A visit to different of villages under Bagaha sub- division revealed how these quacks have established themselves in  almost every village. One finds many medical ‘shops’ flourishing with two to three quacks ready to treat patients. They are, in fact, helpers of senior doctors in the cities but work as fullfledged doctors in rural areas. Another  category of doctors called the mobile doctors (Jhola chhap doctors), who carry with them a few medicine used for treatment of different diseases, injections and a stethoscope. Ultrasonography centres run without radiologists. Many quacks have displayed signboards describing themselves as pathologists but hold no valid degree. These quacks have good links with private nursing homes running in the cities and act as their agents for sending patients to them for which they get a monthly salary or work on commission basis.
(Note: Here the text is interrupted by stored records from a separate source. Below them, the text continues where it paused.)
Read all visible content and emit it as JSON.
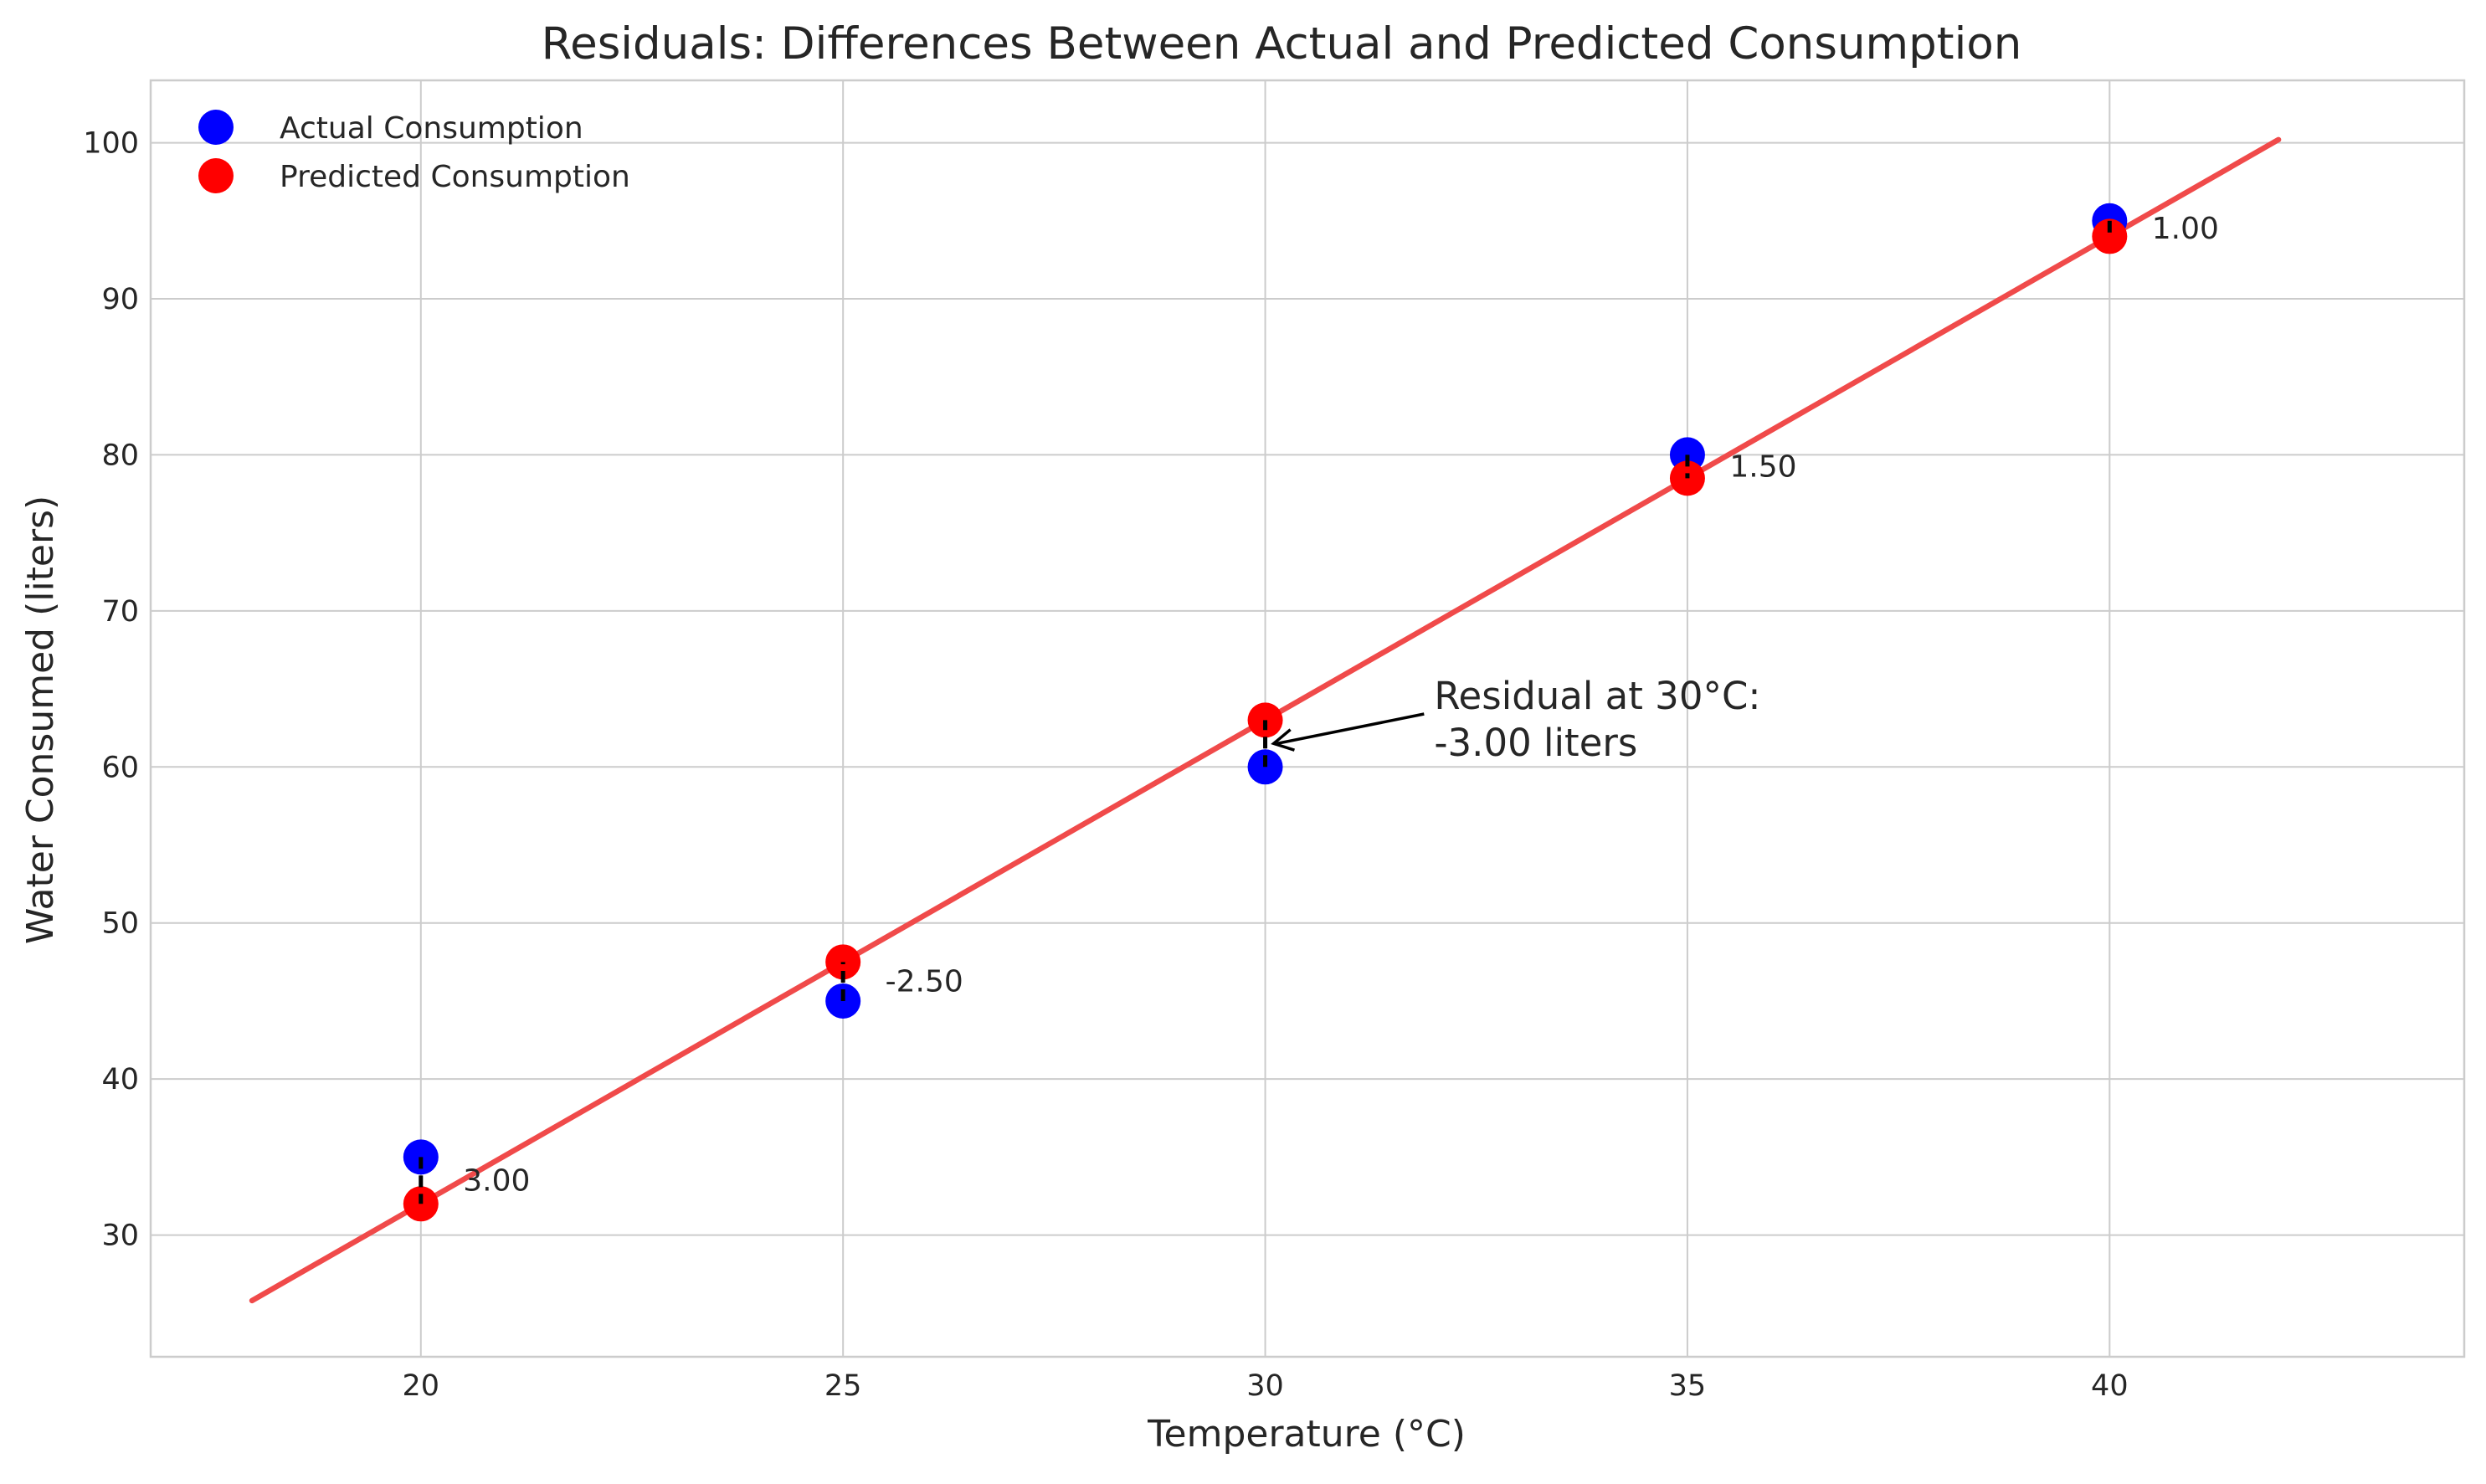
{
  "chart_data": {
    "type": "scatter",
    "title": "Residuals: Differences Between Actual and Predicted Consumption",
    "xlabel": "Temperature (°C)",
    "ylabel": "Water Consumed (liters)",
    "xlim": [
      16.8,
      44.2
    ],
    "ylim": [
      22.2,
      104.0
    ],
    "x_ticks": [
      20,
      25,
      30,
      35,
      40
    ],
    "x_tick_labels": [
      "20",
      "25",
      "30",
      "35",
      "40"
    ],
    "y_ticks": [
      30,
      40,
      50,
      60,
      70,
      80,
      90,
      100
    ],
    "y_tick_labels": [
      "30",
      "40",
      "50",
      "60",
      "70",
      "80",
      "90",
      "100"
    ],
    "grid": true,
    "legend_position": "top-left",
    "series": [
      {
        "name": "Actual Consumption",
        "color": "#0000ff",
        "x": [
          20,
          25,
          30,
          35,
          40
        ],
        "y": [
          35,
          45,
          60,
          80,
          95
        ]
      },
      {
        "name": "Predicted Consumption",
        "color": "#ff0000",
        "x": [
          20,
          25,
          30,
          35,
          40
        ],
        "y": [
          32,
          47.5,
          63,
          78.5,
          94
        ]
      }
    ],
    "regression_line": {
      "color": "#f04a4a",
      "x": [
        18,
        42
      ],
      "y": [
        25.8,
        100.2
      ]
    },
    "residuals": {
      "color": "#000000",
      "x": [
        20,
        25,
        30,
        35,
        40
      ],
      "labels": [
        "3.00",
        "-2.50",
        "-3.00",
        "1.50",
        "1.00"
      ],
      "label_positions": [
        {
          "x": 20.5,
          "y": 33.5
        },
        {
          "x": 25.5,
          "y": 46.25
        },
        null,
        {
          "x": 35.5,
          "y": 79.25
        },
        {
          "x": 40.5,
          "y": 94.5
        }
      ]
    },
    "annotation": {
      "lines": [
        "Residual at 30°C:",
        "-3.00 liters"
      ],
      "text_x": 32,
      "text_y": 62.0,
      "arrow_to_x": 30.1,
      "arrow_to_y": 61.5
    }
  }
}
A quack of Shripatinagar in Semara- Labdeha panchayat under Piparasi block allegedly runs a nursing home for the last one year from a district board community building allegedly with the help of some local cops and officials and conducts even caesarean section operations in delivery cases in the absence of gynaecologist. The quacks prescribe medicine for all diseases. Two such panchayats : Nauragia Dun and Banakatwa -Karamahiya under Ramnagar block, are located in Valmikinagar Tiger Reserve, where government doctors are seen only during visit of any district or higher official. ” People are left to the mercy of `Ojhas’ and `Jhola chhap doctors’ (quacks),”  said vice president of Tharu Welfare Federation of West Champaran Ramkrisan Kazi on March 14, 2017.

The child of a pregnant woman Anita Devi, 22, wife of Sahadeo Ram of village Pirari under Mainatand police station,  died during caesarean operation by a quack on March 10. The woman also died four days after the operation. When her in-laws, relatives and locals raised hue and cry, Mainatand  police swung into action and sent the body for autopsy to MJK hospital, Bettiah.